I like that phrase—it is for freedom Christ has set us free. Of course, Paul has a specific kind of freedom in mind here, one that is deeply theological and has little to do with our modern notion of freedom and being free. And I think it is precisely here where much of the theological confusion about Christian freedom comes in. It seems to me that the 4th of July wants to remind us that freedom is our right. It is what we fought for. It is what we fight for. It is what we defend. It is what we bring to (some would say, impose on) other countries. After all, freedom is what our nation is founded upon: “the land of the free and the home of the brave.” Yet, if this is the kind of freedom for which Christ has set us free, it seems to me that it is somehow a very hollow and ephemeral sort of freedom.

When you think about it, Paul was writing in a time when large parts of the population were slaves. Some estimates report that the slave population in Italy during the first century was about 40% of the total population.
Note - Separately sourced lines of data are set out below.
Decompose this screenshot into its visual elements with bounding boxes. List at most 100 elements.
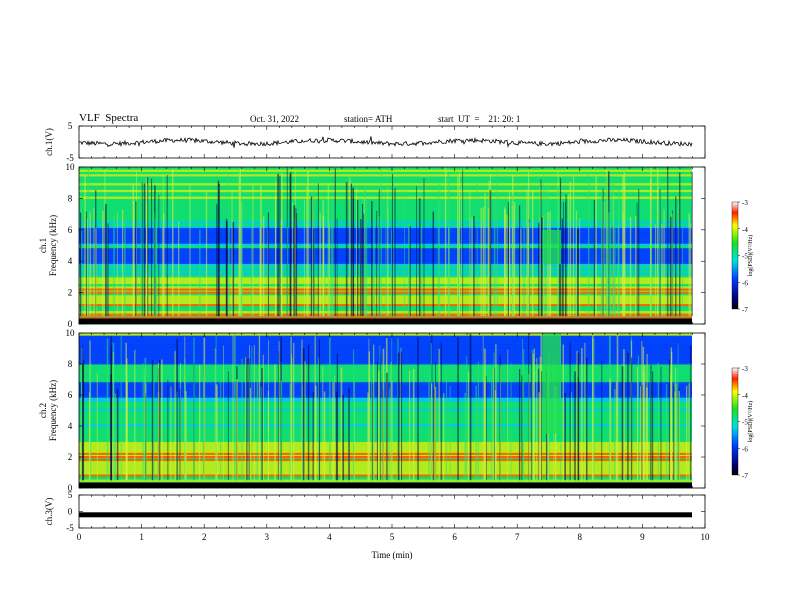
sferic-streak [105,204,107,317]
sferic-streak [660,366,662,481]
sferic-streak [388,388,390,481]
sferic-streak [538,223,540,317]
spectrogram-band [79,263,692,267]
spectrogram-band [79,297,692,300]
sferic-streak [371,384,374,481]
sferic-streak [482,334,484,481]
sferic-streak [494,368,496,481]
sferic-streak [238,174,240,317]
sferic-streak [203,337,206,481]
sferic-streak [586,357,588,481]
sferic-streak [114,393,117,481]
sferic-streak [334,168,336,317]
spectrogram-band [79,178,692,181]
sferic-streak [327,185,329,317]
spectrogram-band [79,439,692,442]
sferic-streak [147,177,149,317]
sferic-streak [643,365,646,481]
sferic-streak [437,181,440,317]
y-tick-label: 8 [68,359,73,369]
spectrogram-band [79,272,692,276]
y-tick-label: 10 [66,162,76,172]
sferic-streak [665,384,668,481]
sferic-streak [162,174,164,317]
sferic-streak [163,213,165,317]
sferic-streak [538,392,540,481]
sferic-streak [605,177,608,317]
sferic-streak [562,344,565,481]
sferic-streak [352,349,355,481]
start-time-label: start UT = 21: 20: 1 [438,114,521,124]
sferic-streak [104,168,106,317]
spectrogram-band [79,392,692,396]
spectrogram-band [79,383,692,387]
sferic-streak [199,229,201,317]
sferic-streak [373,344,375,481]
sferic-streak [457,337,459,481]
sferic-streak [125,342,127,481]
sferic-streak [216,203,218,317]
sferic-streak [336,353,338,481]
spectrogram-band [79,285,692,289]
colorbar-tick-label: -6 [742,279,748,287]
sferic-streak [677,343,679,481]
sferic-streak [676,368,678,481]
sferic-streak [477,361,479,481]
x-axis-label: Time (min) [372,550,413,560]
sferic-streak [685,385,688,481]
sferic-streak [438,202,440,317]
sferic-streak [363,213,365,317]
spectrogram-band [79,361,692,365]
sferic-streak [142,227,144,317]
sferic-streak [539,187,541,317]
sferic-streak [121,209,124,317]
sferic-streak [368,351,370,481]
sferic-streak [688,383,690,481]
sferic-streak [418,198,421,317]
sferic-streak [493,201,496,317]
spectrogram-band [79,450,692,454]
sferic-streak [79,212,82,317]
spectrogram-band [79,479,692,482]
spectrogram-band [79,388,692,392]
spectrogram-band [79,401,692,405]
spectrogram-band [79,386,692,389]
sferic-streak [609,180,612,317]
sferic-streak [142,363,144,481]
x-tick-label: 9 [640,532,645,542]
sferic-streak [120,334,122,481]
sferic-streak [558,228,560,317]
sferic-streak [143,183,146,317]
sferic-streak [260,386,262,481]
sferic-streak [642,346,645,481]
sferic-streak [223,345,224,481]
sferic-streak [334,375,335,481]
sferic-streak [571,391,573,481]
sferic-streak [218,183,220,317]
spectrogram-band [79,306,692,309]
spectrogram-band [79,310,692,314]
sferic-streak [322,216,325,317]
sferic-streak [613,389,616,481]
sferic-streak [510,362,512,481]
sferic-streak [153,213,155,317]
sferic-streak [584,342,586,481]
spectrogram-band [79,270,692,273]
sferic-streak [512,194,514,317]
sferic-streak [189,183,191,317]
sferic-streak [179,388,181,481]
sferic-streak [458,172,461,317]
x-tick-label: 0 [77,532,82,542]
spectrogram-band [79,225,692,229]
spectrogram-band [79,182,692,186]
spectrogram-band [79,200,692,204]
sferic-streak [636,367,639,481]
sferic-streak [134,349,136,481]
sferic-streak [675,383,677,481]
spectrogram-band [79,301,692,305]
spectrogram-band [79,364,692,367]
sferic-streak [462,169,464,317]
chart-title: VLF Spectra [79,112,139,124]
sferic-streak [323,391,326,481]
sferic-streak [217,180,220,317]
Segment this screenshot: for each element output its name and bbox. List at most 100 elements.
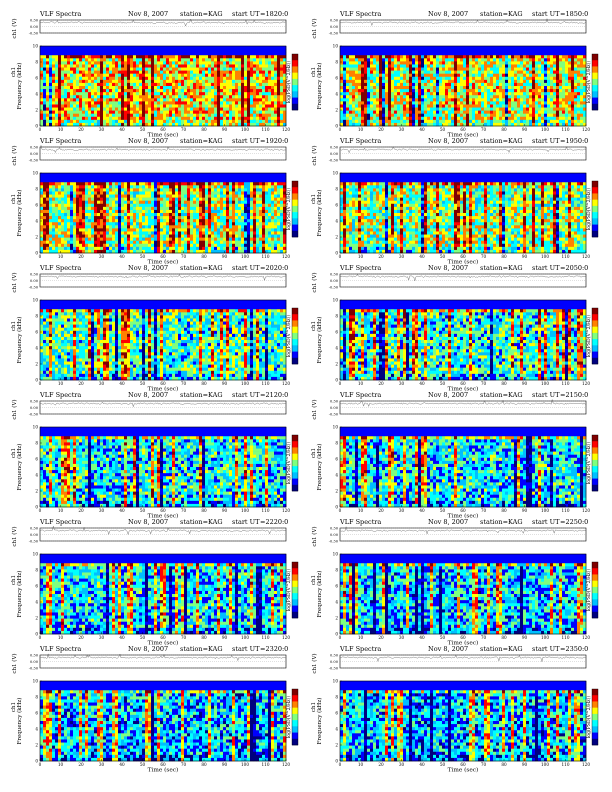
spectrogram-cell [532, 108, 535, 111]
spectrogram-cell [433, 104, 436, 107]
spectrogram-cell [391, 77, 394, 80]
spectrogram-cell [232, 111, 235, 114]
spectrogram-cell [445, 55, 448, 58]
spectrogram-cell [250, 86, 253, 89]
spectrogram-cell [262, 46, 265, 49]
spectrogram-cell [193, 95, 196, 98]
spectrogram-cell [568, 55, 571, 58]
spectrogram-cell [577, 120, 580, 123]
spectrogram-cell [43, 46, 46, 49]
spectrogram-cell [208, 52, 211, 55]
spectrogram-cell [145, 104, 148, 107]
spectrogram-cell [208, 49, 211, 52]
spectrogram-cell [364, 86, 367, 89]
spectrogram-cell [424, 61, 427, 64]
spectrogram-cell [91, 68, 94, 71]
spectrogram-cell [64, 68, 67, 71]
spectrogram-cell [196, 95, 199, 98]
spectrogram-cell [475, 120, 478, 123]
spectrogram-cell [382, 92, 385, 95]
spectrogram-cell [340, 77, 343, 80]
spectrogram-cell [157, 120, 160, 123]
spectrogram-cell [100, 49, 103, 52]
spectrogram-cell [250, 117, 253, 120]
spectrogram-cell [124, 111, 127, 114]
spectrogram-cell [88, 207, 91, 210]
spectrogram-cell [532, 55, 535, 58]
spectrogram-cell [550, 86, 553, 89]
spectrogram-cell [343, 95, 346, 98]
spectrogram-cell [376, 98, 379, 101]
spectrogram-cell [493, 114, 496, 117]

And while across the entirety of the Roman Empire that percentage was significantly smaller, it was still a number that was in the millions. The interesting thing is that it was predominantly to these people—the slaves and the marginalized and the poor—that the gospel first took its initial hold. The good news of freedom in Christ gripped these people not because it promised them the same sort of freedom that the rich, privileged and elite had, but because it was a kind of freedom that transcended one’s circumstances, a freedom that reached inward, unchaining a person from the interiority of one’s being, freeing the heart and soul. Yes, it was a freedom from sin, a freedom from the power of sin and the guilt of sin. But it was also much more than simply a freedom from; it was a freedom for. It is for freedom that Christ has set us free.

Freedom—real freedom—is not the power and the ability to choose to do this or that. It is not the freedom to do whatever I want (as long as it does no harm to others, of course). That seems to be the sort of freedom that the 4th of July wants to celebrate (the freedom from the rule of England telling the colonies what to do). And that is not the sort of freedom for which Christ has set us free. Our freedom in Christ is rooted in the eternal, finding its fulfilment and ultimate consummation in eternity. Ultimately, our freedom determines who we become, not what we do. That’s one reason why, according to Karl Rahner, the idea of freedom is more than the ability to act in certain ways. Certainly, that’s part of it. But there is something bigger at work. Freedom is the ability to dispose of oneself. Our freedom is not the freedom to do certain things; it is the freedom to become a certain kind of person. Those things we do help to shape the kind of person we become. When we do good things we become good. When we do bad things we become bad. Ultimately, the choice we make, our freedom, is not the act itself, but the person those acts shape us into.

It is for freedom that Christ has set us free. The question this sort of freedom asks us is not what are we going to do, but what sort of person are we going to become? What sort of person are my choices shaping me into? How are those things I do forming (or not forming) me into the image of Christ? Are my actions a genuine reflection of faith being worked out through love? That, I believe, is the sort of freedom for which Christ has set us free. And that is the freedom I choose to celebrate, not with fireworks and BBQ, but with my life, my faith, my hope, and my love.